George Stephenson built his steam engines without drawings. He didn’t need them. As both designer and maker, he could keep everything in his head, using rules of thumb, jigs and tools to speed up the making. Every engine was hand-crafted and unique.
His son, Robert Stephenson, set up the first railway drawing office. He separated production from design so that both activities could be scaled. The drawings communicate the design to the people who build.
When we first set up in business, we behave like George Stephenson. We hand-craft each and every user experience. We learn from each iteration what customers really want.
And when we scale, we expect our team to be able to use the rules of thumb, jigs and tools we created along the way. We assume that they have in their heads what we have in ours. So we get frustrated that they don’t do things ‘the way they should be done.‘
That’s unfair.
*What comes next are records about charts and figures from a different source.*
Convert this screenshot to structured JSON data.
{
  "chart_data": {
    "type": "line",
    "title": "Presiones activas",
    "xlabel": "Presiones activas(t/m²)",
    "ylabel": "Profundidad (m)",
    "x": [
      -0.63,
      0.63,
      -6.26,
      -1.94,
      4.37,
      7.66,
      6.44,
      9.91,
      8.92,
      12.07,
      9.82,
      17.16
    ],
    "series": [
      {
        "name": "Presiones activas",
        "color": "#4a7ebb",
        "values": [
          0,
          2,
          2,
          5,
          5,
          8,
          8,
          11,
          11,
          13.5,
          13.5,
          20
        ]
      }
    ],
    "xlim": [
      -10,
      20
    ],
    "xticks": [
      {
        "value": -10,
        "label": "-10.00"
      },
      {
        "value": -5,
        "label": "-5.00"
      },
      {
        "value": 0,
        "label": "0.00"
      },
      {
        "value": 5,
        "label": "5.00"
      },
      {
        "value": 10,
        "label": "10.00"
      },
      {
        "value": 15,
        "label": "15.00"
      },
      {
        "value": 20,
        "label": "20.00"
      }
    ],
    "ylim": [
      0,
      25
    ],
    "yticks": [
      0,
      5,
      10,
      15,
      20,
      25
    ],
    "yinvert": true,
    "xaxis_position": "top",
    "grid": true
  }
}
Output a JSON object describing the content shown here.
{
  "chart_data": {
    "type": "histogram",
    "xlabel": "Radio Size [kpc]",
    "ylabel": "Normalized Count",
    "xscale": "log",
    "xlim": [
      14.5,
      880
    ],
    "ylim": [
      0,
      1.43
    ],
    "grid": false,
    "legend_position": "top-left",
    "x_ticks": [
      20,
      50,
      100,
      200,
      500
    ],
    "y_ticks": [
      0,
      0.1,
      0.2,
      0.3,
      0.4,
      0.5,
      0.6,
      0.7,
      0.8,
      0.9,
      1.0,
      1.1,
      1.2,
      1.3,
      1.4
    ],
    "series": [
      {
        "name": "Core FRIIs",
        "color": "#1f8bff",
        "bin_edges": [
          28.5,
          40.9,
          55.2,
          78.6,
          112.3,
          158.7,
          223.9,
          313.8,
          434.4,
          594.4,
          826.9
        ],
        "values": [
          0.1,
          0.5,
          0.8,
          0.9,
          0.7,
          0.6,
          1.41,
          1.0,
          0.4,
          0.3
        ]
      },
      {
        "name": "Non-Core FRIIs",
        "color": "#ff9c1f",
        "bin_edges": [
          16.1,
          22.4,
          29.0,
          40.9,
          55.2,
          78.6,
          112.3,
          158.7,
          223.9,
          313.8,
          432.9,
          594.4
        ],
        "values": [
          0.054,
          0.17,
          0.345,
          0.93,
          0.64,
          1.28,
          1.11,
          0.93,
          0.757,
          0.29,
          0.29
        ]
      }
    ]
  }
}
They don’t know what we know, haven’t learned what we learned, didn’t design the jig, tools and rules of thumb we expect them to use, don’t know to get the most from them.
We forget to give them the equivalent of drawings – our design for a customer experience, on paper, for them to deliver.
The good news is that most of us aren’t generating thousands of designs, but a few. Even better, because we’re dealing with human interactions, a certain amount of sketchiness makes things more effective, not less. The best news is that once our initial designs are out there, everyone in the business can improve on them.
Before you share the work, share the design behind it.
P.S. I thoroughly recommend the book this picture came from.